Karolina Naranjo-Velasco
Supervising Faculty: Rafael Alvarado
Abstract: The presentation explores the integration of natural language processing (NLP) within the legal domain. It showcases its utility in facilitating tasks such as information extraction, prediction, and other core tasks. Furthermore, it introduces the 'law as data' methodology, a transformative approach that converts legal texts into quantitative data, which can be processed by machine learning methods to reveal new insights. The presentation concludes by discussing the emerging trends and challenges in the field of computational legal studies.
Luz Melo
Supervising Faculty: Thomas Stewart
Abstract: In this study we investigate the effect of Ivermectin, Fluticasone, Fluvoxamine on symptom-specific recovery among patients with mild to moderate COVID-19. By focusing on individual symptoms, this re-analysis of the ACTIV-6 platform trial data seeks to provide insights into the efficacy of repurposed medications at alleviating specific manifestations of the disease.
Kevin Lin
Supervising Faculty: Don Brown
Abstract: Eosinophilic Esophagitis (EoE) is an allergic condition increasing in prevalence.

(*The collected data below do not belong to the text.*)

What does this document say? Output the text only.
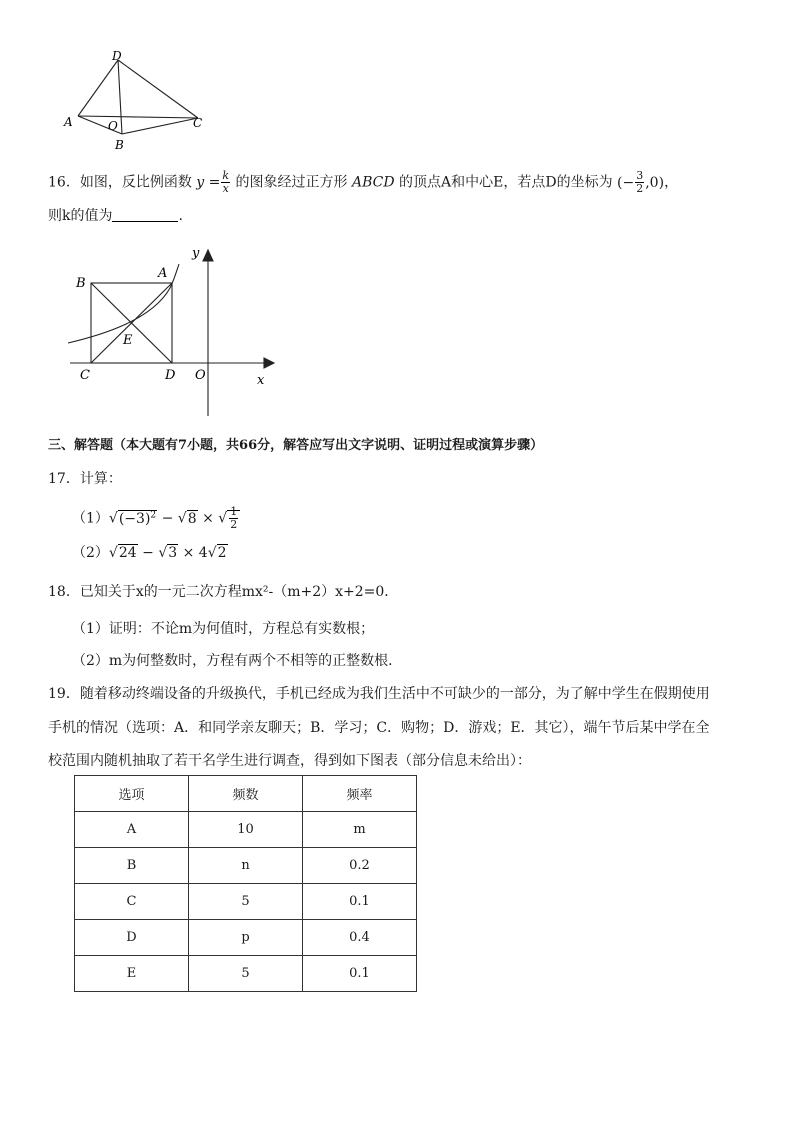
D
A	O	C
B
16．如图，反比例函数 $y = \frac{k}{x}$ 的图象经过正方形 ABCD 的顶点A和中心E，若点D的坐标为 (− $\frac{3}{2} ,0$)，
则k的值为	.
y
B
A
E
C	D O	x
三、解答题（本大题有7小题，共66分，解答应写出文字说明、证明过程或演算步骤）
17．计算：
$(1)√(-3)^2 - √8$ × √ $\frac{1}{2}$
（2）√24 − √3 × 4√2
18．已知关于x的一元二次方程mx²-（m+2）x+2=0．
（1）证明：不论m为何值时，方程总有实数根；
（2）m为何整数时，方程有两个不相等的正整数根．
19．随着移动终端设备的升级换代，手机已经成为我们生活中不可缺少的一部分，为了解中学生在假期使用
手机的情况（选项：A．和同学亲友聊天；B．学习；C．购物；D．游戏；E．其它），端午节后某中学在全
校范围内随机抽取了若干名学生进行调查，得到如下图表（部分信息未给出）：
选项	频数	频率
A	10	m
B	n	0.2
C	5	0.1
D	p	0.4
E	5	0.1
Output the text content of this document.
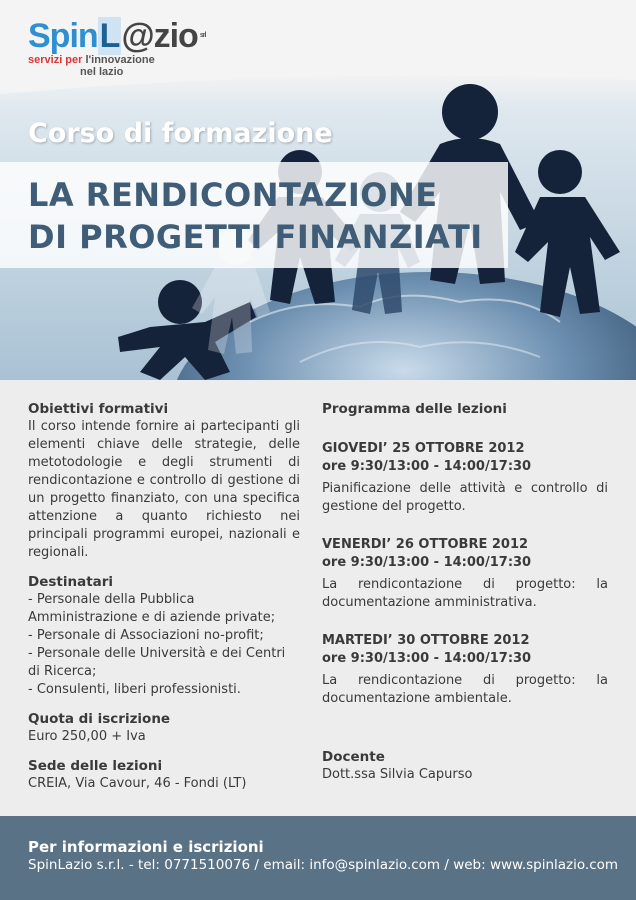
SpinL@zio $^{srl}$
servizi per l'innovazione
nel lazio
Corso di formazione
LA RENDICONTAZIONE
DI PROGETTI FINANZIATI
Obiettivi formativi
Il corso intende fornire ai partecipanti gli elementi chiave delle strategie, delle metotodologie e degli strumenti di rendicontazione e controllo di gestione di un progetto finanziato, con una specifica attenzione a quanto richiesto nei principali programmi europei, nazionali e regionali.
Destinatari
- Personale della Pubblica Amministrazione e di aziende private;
- Personale di Associazioni no-profit;
- Personale delle Università e dei Centri di Ricerca;
- Consulenti, liberi professionisti.
Quota di iscrizione
Euro 250,00 + Iva
Sede delle lezioni
CREIA, Via Cavour, 46 - Fondi (LT)
Programma delle lezioni
GIOVEDI’ 25 OTTOBRE 2012
ore 9:30/13:00 - 14:00/17:30
Pianificazione delle attività e controllo di gestione del progetto.
VENERDI’ 26 OTTOBRE 2012
ore 9:30/13:00 - 14:00/17:30
La rendicontazione di progetto: la documentazione amministrativa.
MARTEDI’ 30 OTTOBRE 2012
ore 9:30/13:00 - 14:00/17:30
La rendicontazione di progetto: la documentazione ambientale.
Docente
Dott.ssa Silvia Capurso
Per informazioni e iscrizioni
SpinLazio s.r.l. - tel: 0771510076 / email: info@spinlazio.com / web: www.spinlazio.com
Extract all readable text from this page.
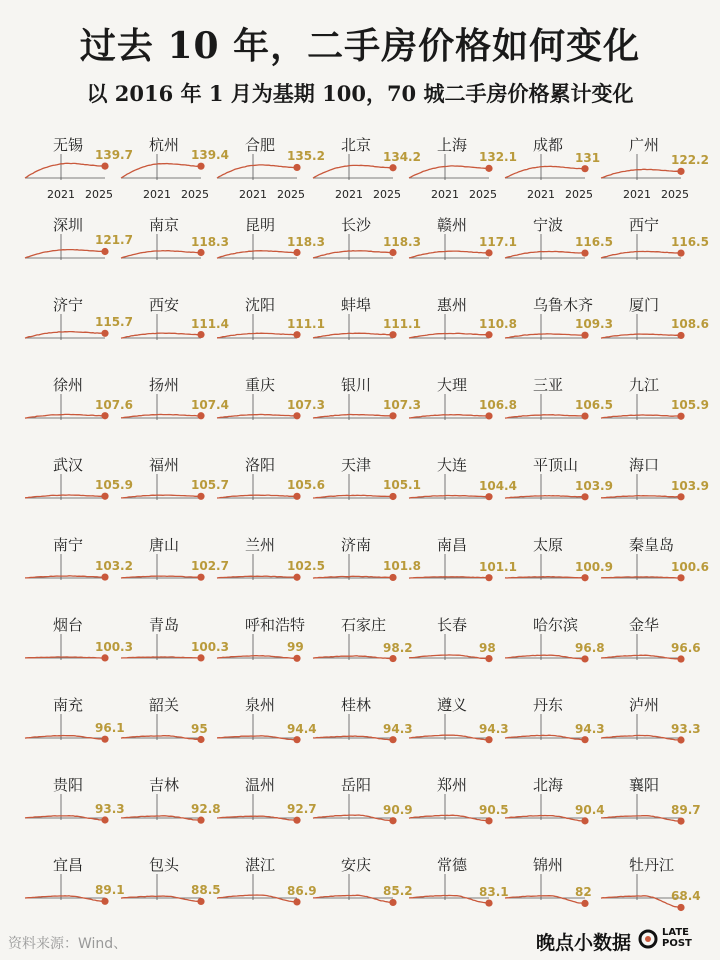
过去 10 年，二手房价格如何变化
以 2016 年 1 月为基期 100，70 城二手房价格累计变化
无锡
139.7
2021 2025
杭州
139.4
2021 2025
合肥
135.2
2021 2025
北京
134.2
2021 2025
上海
132.1
2021 2025
成都
131
2021 2025
广州
122.2
2021 2025
深圳
121.7
南京
118.3
昆明
118.3
长沙
118.3
赣州
117.1
宁波
116.5
西宁
116.5
济宁
115.7
西安
111.4
沈阳
111.1
蚌埠
111.1
惠州
110.8
乌鲁木齐
109.3
厦门
108.6
徐州
107.6
扬州
107.4
重庆
107.3
银川
107.3
大理
106.8
三亚
106.5
九江
105.9
武汉
105.9
福州
105.7
洛阳
105.6
天津
105.1
大连
104.4
平顶山
103.9
海口
103.9
南宁
103.2
唐山
102.7
兰州
102.5
济南
101.8
南昌
101.1
太原
100.9
秦皇岛
100.6
烟台
100.3
青岛
100.3
呼和浩特
99
石家庄
98.2
长春
98
哈尔滨
96.8
金华
96.6
南充
96.1
韶关
95
泉州
94.4
桂林
94.3
遵义
94.3
丹东
94.3
泸州
93.3
贵阳
93.3
吉林
92.8
温州
92.7
岳阳
90.9
郑州
90.5
北海
90.4
襄阳
89.7
宜昌
89.1
包头
88.5
湛江
86.9
安庆
85.2
常德
83.1
锦州
82
牡丹江
68.4
资料来源：Wind、	晚点小数据	LATE
POST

To diagnose EoE, pathologists must find 15 or more eosinophils within a single high-power field (400X magnification). Determining whether or not a patient has EoE can be an arduous process and any medical imaging approaches used to assist diagnosis must consider both efficiency and precision. We propose an improvement of Adorno et al's approach for quantifying eosinphils using deep image segmentation. Our new approach leverages Monte Carlo Dropout, a common approach in deep learning to reduce overfitting, to provide uncertainty quantification on current deep learning models. The uncertainty can be visualized in an output image to evaluate model performance, provide insight to how deep learning algorithms function, and assist pathologists in identifying eosinophils.
Beau LeBlond
Supervising Faculty: Alex Gates
Abstract: Bibliometrics has become the gold standard of examining the impact of science, but many current methods only examine the impact of science within science. In this study, we examine the impact science has on policy and vice versa. We study the environment around general data protection regulation and thereby set up a methodology for other scientific disciplines to assess how their literature is received in the context of policy.
Zachary Jacokes
Supervising Faculty: John Darrell Van Horn
Abstract: Neuroimaging data presents unique challenges both in terms of scale as well as variability. My talk outlines the methods our lab has implemented to process, harmonize, and analyze these data when the variability is absurdly high as a result of having four different data collection sites.
Bryan Christ
Supervising Faculty: Jonathan Kropko
Abstract: Standardized tests play an important role in American mathematics education; yet, due to limited test banks, there is a severe lack of available questions for students to practice for these tests. Additionally, existing practice tests are not aligned with activating student interest, which is associated with increased test performance (Bernacki & Walkington, 2018; Walkington, 2013). To address these problems, we seek to create a Math Test Question Generator, a Large Language Model (LLM) that can create a limitless bank of math test questions aligned with student interests.
Zachary Blanks
Supervising Faculty: Don Brown
Abstract: Sample entropy is commonly used to quantify the complexity of time series signals, but it is sensitive to poor parameter settings, especially for short signals. We introduce a novel Bayesian optimization framework that systematically selects optimal values for the provided signal set. Through empirical analysis, we demonstrate that our method outperforms existing techniques in detecting physiological entropy differences among clinical study participants.
Navya Annapareddy
Supervising Faculty: Stephen Baek
Abstract: This research centers around differential geometry and representing human motion meaningfully through the use of human pose estimation and manifold learning. She applies the motion manifold theory to help detect movement disorders like cerebral palsy in clinical settings and make their diagnosis more interpretable.